Eine Studie aus dem Jahr 2014 zeigte auf, dass Schädel-Hirn-Trauma (SHT) Patienten mit im Körper vorhandenen THC-Rückständen eine 80% geringere Wahrscheinlichkeit eines tödlichen Verlaufs aufwiesen. UCLA-Forscher haben die Daten von 446 Erwachsenen ausgewertet, die in Torrance, Kalifornien, aufgrund eines SHT behandelt wurden. Alle wurden zunächst auf THC getestet. All jene, die positiv auf die Droge getestet wurden, hatten eine 80% höhere Chance zu überleben, als jene die kein THC in ihrem Körper hatten.

STIMULATION DES ENDOCANNABINOIDSYSTEMS

Was diese Forschung zudem bestätigt, ist die Wichtigkeit des Endocannabinoid-Systems (ECS) für die Aufrechterhaltung der Homöostase - oder die optimale Balance im Körper, vor allem bei verändernden Umständen. Vom Körper natürlich produzierte Endocannabinoide fungieren als Boten, die Vorgänge im Körper, die für eine optimale Funktion nötig sind, entweder beschleunigen oder verlangsamen. Die Fehlregulation des ECS trägt vermutlich zu einer Reihe an Krankheiten und Zuständen bei, unter anderem Krebs und Fibromyalgie.

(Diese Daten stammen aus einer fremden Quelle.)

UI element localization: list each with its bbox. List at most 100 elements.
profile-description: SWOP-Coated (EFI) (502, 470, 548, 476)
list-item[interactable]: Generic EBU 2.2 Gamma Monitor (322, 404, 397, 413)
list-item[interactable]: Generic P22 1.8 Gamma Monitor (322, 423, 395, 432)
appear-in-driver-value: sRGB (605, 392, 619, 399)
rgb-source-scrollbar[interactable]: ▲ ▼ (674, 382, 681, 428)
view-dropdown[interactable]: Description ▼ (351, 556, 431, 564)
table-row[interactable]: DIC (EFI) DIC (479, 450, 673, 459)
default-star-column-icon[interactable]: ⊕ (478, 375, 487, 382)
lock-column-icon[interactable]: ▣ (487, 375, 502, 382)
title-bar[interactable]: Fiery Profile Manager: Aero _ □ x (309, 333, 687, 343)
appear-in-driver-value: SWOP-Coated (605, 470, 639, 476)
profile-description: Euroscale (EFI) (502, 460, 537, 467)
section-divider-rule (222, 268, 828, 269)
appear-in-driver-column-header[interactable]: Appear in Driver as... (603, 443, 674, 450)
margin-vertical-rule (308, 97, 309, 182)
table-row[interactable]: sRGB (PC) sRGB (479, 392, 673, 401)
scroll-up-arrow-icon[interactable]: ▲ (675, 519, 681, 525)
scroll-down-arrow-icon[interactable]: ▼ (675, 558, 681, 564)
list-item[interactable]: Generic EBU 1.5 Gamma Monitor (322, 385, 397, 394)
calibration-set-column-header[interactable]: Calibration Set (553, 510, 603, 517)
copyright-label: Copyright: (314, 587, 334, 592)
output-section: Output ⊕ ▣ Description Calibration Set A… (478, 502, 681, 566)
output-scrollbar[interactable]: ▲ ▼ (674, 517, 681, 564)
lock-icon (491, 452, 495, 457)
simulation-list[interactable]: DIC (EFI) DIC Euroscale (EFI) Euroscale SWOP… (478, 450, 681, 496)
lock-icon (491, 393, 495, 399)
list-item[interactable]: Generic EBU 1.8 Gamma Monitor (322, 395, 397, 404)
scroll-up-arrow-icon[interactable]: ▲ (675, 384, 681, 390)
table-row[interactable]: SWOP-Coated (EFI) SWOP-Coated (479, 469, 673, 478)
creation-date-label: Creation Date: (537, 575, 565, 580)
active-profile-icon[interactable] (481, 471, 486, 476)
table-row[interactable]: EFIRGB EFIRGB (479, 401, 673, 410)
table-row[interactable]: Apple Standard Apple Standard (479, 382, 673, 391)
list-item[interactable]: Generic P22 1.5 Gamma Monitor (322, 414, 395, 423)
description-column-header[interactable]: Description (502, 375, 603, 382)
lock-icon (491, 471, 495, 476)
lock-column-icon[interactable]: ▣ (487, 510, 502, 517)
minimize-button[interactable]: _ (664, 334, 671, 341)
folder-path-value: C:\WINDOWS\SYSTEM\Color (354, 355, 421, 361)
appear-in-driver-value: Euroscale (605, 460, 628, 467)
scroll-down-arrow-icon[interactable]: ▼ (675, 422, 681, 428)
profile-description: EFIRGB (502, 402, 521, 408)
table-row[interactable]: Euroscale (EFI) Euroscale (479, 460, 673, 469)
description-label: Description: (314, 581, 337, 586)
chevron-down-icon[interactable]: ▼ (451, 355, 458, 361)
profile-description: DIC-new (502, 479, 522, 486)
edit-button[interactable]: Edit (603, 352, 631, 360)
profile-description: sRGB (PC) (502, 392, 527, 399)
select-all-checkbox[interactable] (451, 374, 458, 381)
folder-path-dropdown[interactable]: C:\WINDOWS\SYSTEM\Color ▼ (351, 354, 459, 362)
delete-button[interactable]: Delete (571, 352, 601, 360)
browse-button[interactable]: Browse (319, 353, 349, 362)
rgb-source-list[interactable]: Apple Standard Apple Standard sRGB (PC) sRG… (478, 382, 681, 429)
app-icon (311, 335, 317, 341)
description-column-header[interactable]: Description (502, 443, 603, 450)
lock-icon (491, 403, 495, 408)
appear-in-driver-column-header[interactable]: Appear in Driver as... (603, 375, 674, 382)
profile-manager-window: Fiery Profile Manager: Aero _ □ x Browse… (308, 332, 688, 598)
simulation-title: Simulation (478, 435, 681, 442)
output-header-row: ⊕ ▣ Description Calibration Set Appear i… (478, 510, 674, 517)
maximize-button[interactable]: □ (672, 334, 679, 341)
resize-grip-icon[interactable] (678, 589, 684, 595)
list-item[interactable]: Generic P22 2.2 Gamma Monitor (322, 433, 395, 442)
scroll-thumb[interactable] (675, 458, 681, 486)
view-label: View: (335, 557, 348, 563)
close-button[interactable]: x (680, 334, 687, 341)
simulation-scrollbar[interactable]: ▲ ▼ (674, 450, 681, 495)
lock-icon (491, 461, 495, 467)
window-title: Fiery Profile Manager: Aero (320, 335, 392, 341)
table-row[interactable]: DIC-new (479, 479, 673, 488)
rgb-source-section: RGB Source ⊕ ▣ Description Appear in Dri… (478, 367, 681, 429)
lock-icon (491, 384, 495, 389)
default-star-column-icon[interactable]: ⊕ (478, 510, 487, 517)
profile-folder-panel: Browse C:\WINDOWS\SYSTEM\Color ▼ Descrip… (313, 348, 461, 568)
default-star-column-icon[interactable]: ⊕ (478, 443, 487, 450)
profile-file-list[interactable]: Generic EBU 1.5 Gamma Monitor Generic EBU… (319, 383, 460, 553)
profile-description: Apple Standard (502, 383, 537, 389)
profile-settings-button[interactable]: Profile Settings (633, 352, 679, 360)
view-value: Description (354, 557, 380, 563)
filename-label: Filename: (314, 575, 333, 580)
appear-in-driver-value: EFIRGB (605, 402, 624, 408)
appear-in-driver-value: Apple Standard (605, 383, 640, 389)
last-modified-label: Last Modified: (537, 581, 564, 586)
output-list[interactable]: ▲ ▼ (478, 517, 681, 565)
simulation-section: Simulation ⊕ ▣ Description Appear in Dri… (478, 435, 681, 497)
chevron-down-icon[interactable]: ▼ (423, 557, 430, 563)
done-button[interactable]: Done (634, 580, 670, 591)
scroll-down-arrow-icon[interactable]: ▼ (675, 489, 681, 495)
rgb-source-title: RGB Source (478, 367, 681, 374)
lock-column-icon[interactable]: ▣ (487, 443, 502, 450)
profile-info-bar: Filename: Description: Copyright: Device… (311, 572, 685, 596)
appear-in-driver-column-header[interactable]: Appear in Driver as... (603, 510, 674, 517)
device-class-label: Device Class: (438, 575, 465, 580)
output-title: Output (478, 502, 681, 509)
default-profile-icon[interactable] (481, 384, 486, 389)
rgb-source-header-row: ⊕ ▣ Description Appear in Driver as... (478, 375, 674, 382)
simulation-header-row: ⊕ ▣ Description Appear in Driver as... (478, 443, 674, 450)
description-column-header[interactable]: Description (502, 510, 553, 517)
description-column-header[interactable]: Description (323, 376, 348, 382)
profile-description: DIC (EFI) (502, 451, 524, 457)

Die ECS-Theorie von Krankheiten, die mit der Entdeckung des Endocannabinoid-Systems selbst aufkam, besagt, dass, wenn der Körper nicht genügend Endocannabinoide produziert oder diese nicht richtig regulieren kann, der menschliche Körper anfälliger für Krankheiten oder Zustände wie Krebs, Entzündungskrankheiten und Sehverlust wird.